In the concluding section of the book, Shoemaker considers the outcomes for men who returned to Indian reservations in New England after their whaling adventures. Many who succeeded at sea brought home earnings that enabled them to acquire land, build houses, and improve their families’ standard of living. They gained status in their communities and some even took on leadership roles. Beyond the reservation, however, they still faced racial prejudice and discrimination. Ironically, even as whaling became central to myths about Yankee ingenuity, industriousness, and prosperity, Native American whalemen’s vital contributions to that endeavor were seldom fully acknowledged by the broader American society.

Shoemaker’s second book, Living with Whales, is an edited volume of primary source materials designed for classroom use. Each chapter includes a brief essay detailing key periods in the development of New England whaling (including Long Island), drawing on the research and arguments addressed in greater depth in her full-length monograph. These are followed by a selection of historic documents, ranging from 17th century whaling contracts to 19th century diaries, and oral history excerpts with the descendants of Native whalemen.

Chapter 7 will be of particular interest to LIHJ readers because it features Shoemaker’s interviews with descendants of Shinnecock whalers who emphasize the vital importance of whaling to their history and culture on Long Island. Elizabeth Thunder Bird Haile and Hollie Haile Davis, for example, emphasized whales’ past economic importance but even more, their continued spiritual significance for the Shinnecock; as Davis noted, “the whale was our buffalo.”

With regard to the rigors of long-distance commercial whaling, Haile and Davis recognized both benefits and risks. The women recalled positive associations with specific historic houses on Shinnecock land that were built with hard-earned “whaling money.” Families’ ownership of these modest structures was made possible by their fathers, sons, and brothers who spent literally years of their lives at sea. Likewise, both Haile and Davis vividly described the disastrous wreck of the Circassian on the south side of Long Island in 1876 when ten Shinnecock whale men died in the attempted rescue. This tragic event reverberated through the entire community at the time. Today, it remains a touchstone for the Shinnecock, reminding them of the dangers that their ancestors courageously faced when they signed onto a whaling ship.

Bearing in mind the economic inequality that developed between Anglo owners of whaling companies and Native American whalemen who provided essential skilled labor, Davis (who serves as a docent at the Sag Harbor Whaling Museum) considers the history of whaling on Long Island as a two-sided story, having “a Native side and a non-Native side to it.
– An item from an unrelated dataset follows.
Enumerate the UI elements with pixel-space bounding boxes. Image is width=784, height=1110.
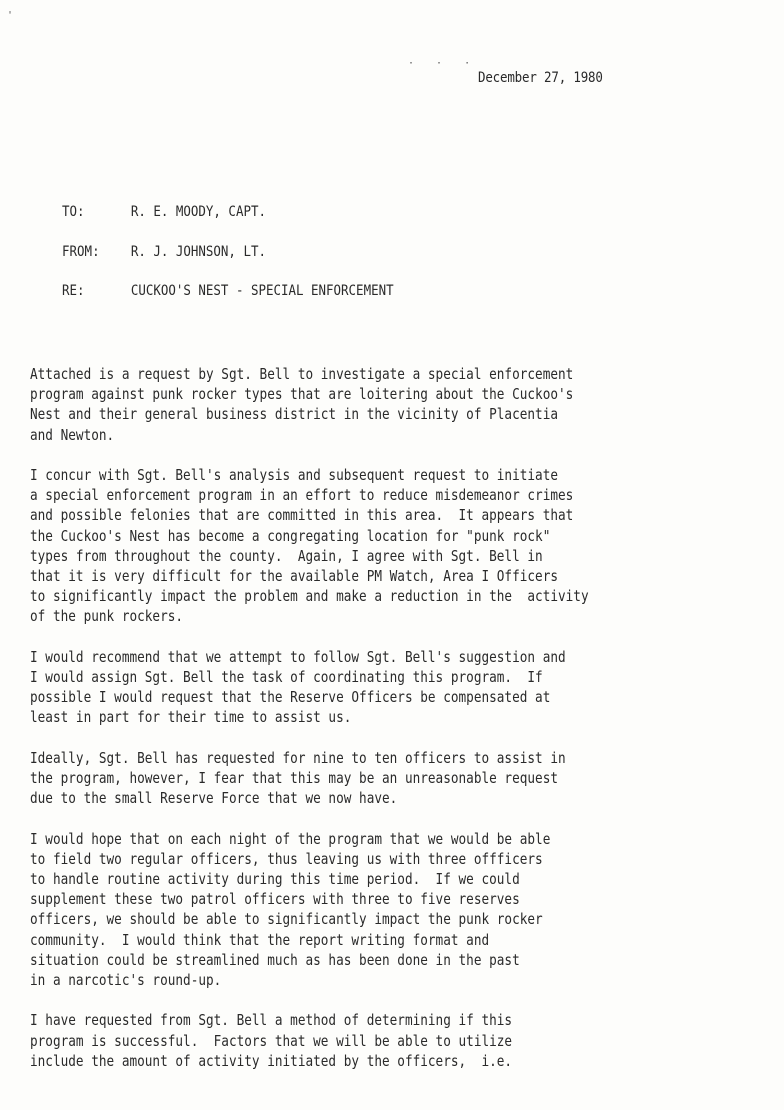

I find whaling very typical of our current relationship, very mixed up in the economics and the power of the politics of the day: who has the means and land and who keeps not having any means or land or a bright future. What is left from that whaling history is not as far away from us as we might think in a modern day . . . That disparity remains.” (p. 176)
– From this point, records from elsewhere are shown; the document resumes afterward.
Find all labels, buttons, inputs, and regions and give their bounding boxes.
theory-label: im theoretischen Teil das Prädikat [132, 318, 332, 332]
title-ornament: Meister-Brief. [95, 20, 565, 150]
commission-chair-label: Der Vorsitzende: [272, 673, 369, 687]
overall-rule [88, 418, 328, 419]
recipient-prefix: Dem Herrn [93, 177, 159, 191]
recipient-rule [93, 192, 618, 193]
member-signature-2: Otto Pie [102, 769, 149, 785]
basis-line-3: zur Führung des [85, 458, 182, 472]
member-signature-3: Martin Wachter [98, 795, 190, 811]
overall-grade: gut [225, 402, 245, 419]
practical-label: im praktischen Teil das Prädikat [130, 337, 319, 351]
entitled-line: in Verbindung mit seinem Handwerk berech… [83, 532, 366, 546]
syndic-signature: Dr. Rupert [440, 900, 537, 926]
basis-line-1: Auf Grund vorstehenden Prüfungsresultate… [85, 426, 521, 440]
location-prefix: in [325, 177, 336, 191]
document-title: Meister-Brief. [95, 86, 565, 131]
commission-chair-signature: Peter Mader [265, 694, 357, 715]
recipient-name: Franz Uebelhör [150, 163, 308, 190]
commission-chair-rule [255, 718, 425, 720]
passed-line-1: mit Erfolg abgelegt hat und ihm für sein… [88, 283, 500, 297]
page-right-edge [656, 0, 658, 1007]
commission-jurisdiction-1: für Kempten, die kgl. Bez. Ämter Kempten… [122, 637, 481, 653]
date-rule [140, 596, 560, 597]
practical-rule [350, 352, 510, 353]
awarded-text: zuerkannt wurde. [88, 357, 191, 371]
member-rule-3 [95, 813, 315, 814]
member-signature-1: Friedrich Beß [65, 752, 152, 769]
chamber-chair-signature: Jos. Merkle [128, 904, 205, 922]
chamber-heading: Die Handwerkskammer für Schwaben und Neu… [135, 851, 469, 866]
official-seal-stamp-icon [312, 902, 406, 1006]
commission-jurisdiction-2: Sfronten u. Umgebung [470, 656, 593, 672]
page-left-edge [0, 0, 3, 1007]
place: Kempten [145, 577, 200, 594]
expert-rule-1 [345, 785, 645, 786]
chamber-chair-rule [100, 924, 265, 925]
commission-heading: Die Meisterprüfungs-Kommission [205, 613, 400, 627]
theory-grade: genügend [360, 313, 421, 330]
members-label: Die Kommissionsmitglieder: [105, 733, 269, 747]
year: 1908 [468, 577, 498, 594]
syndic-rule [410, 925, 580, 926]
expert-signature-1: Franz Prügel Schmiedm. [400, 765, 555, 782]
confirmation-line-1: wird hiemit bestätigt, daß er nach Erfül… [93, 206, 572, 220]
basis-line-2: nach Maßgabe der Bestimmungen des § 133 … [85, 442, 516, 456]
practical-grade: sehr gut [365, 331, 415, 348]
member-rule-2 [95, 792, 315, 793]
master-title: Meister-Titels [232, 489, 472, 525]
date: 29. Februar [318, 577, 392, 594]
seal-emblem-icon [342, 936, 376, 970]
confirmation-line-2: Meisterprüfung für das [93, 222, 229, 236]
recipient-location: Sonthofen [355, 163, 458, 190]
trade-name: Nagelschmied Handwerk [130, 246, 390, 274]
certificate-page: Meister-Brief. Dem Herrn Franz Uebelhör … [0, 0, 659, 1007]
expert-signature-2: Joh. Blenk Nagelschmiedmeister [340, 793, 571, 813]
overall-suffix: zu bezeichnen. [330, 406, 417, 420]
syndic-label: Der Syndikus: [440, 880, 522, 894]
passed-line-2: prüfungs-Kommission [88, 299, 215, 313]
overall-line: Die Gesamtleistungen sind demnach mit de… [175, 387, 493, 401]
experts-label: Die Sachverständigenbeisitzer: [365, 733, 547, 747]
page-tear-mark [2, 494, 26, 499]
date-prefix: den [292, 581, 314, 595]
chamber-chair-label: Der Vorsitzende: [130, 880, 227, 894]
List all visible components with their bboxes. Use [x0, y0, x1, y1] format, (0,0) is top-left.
With its compelling array of historic documents, interviews, useful bibliographies, and an afterword about the challenges of researching Native whaling history, Living with Whales is an excellent resource for use in the classroom as well as for general readers. Through its pages, Shoemaker traces the trajectory of her investigations and offers insight to the methods used by a professional historian. Making her research and interpretive approaches so transparent and accessible to students and others through this sort of volume is commendable and hopefully will be emulated by other scholars and academic presses.